The Nets have been decent on offense, generally, averaging the 10th most points in the league at 111, but not having KD since mid-January has been a backbreaker for them when it comes to scoring consistently.

Points per game is actually something the Nets have over Toronto, as the Raptors are just 19th best in the league in that category.

Another stat Brooklyn leads in is field goal percentage differential. This is something they’ve been much better at than the Raptors this year. Brooklyn ranks 8th best in the league at +1.4 compared to the much worse -2.2 from the Raptors’ side.

On defense the Nets have been middling at best. They’ve allowed the 11th most points per game and are averaging the 17th most rebounds per game in addition to having the 17th best point differential at -0.3, falling well below both the Raptors and Hawks in that regard.

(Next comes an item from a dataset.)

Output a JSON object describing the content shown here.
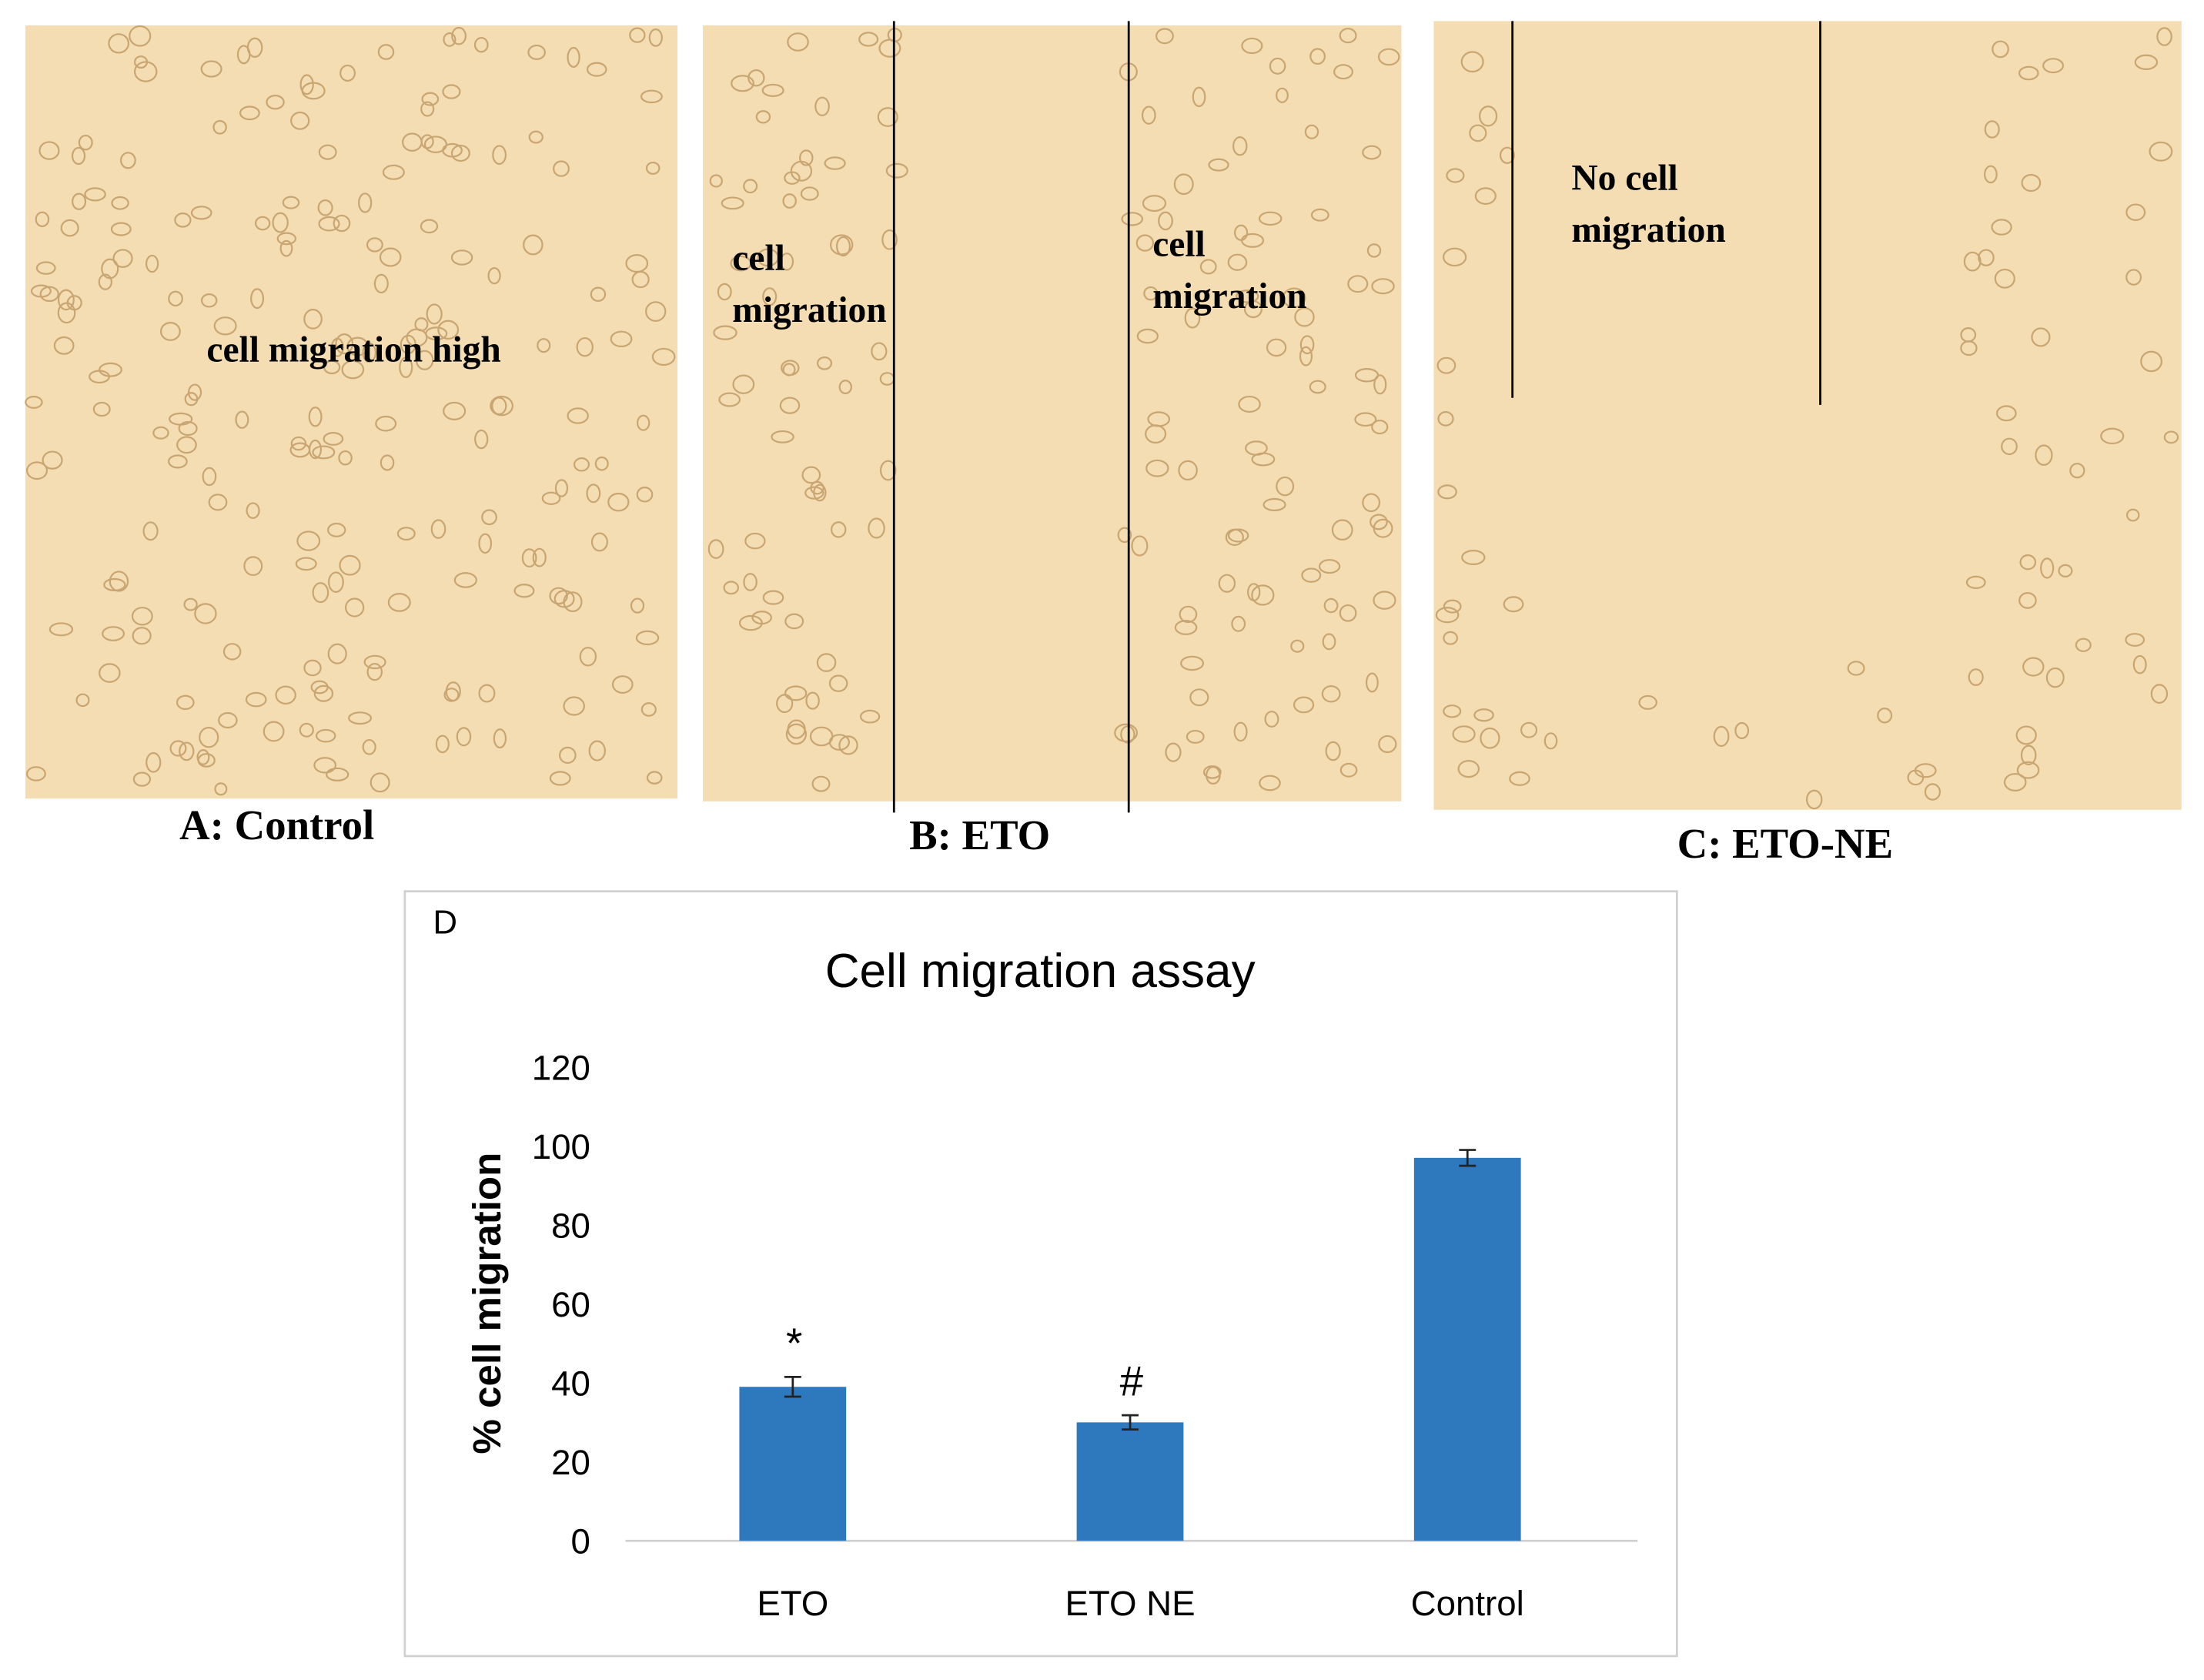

Turnovers have also been a problem when comparing these two teams. The Nets are middle of the pack at 14 when it comes to turnovers committed per game, while the Raptors sit comfortably at 5th least turnovers per game. To put it simply, committing turnovers translates to losing basketball games and this is an important stat that the Raptors are in the driver’s seat with.

It’s no coincidence that the Raptors have better numbers in most categories over the Nets, but there are certainly spots where Brooklyn can exploit advantages in the numbers and on the court.

Either way, with the Nets hanging onto that 8 seed by a thread, each game, especially one against an Eastern Conference foe, becomes that much more important.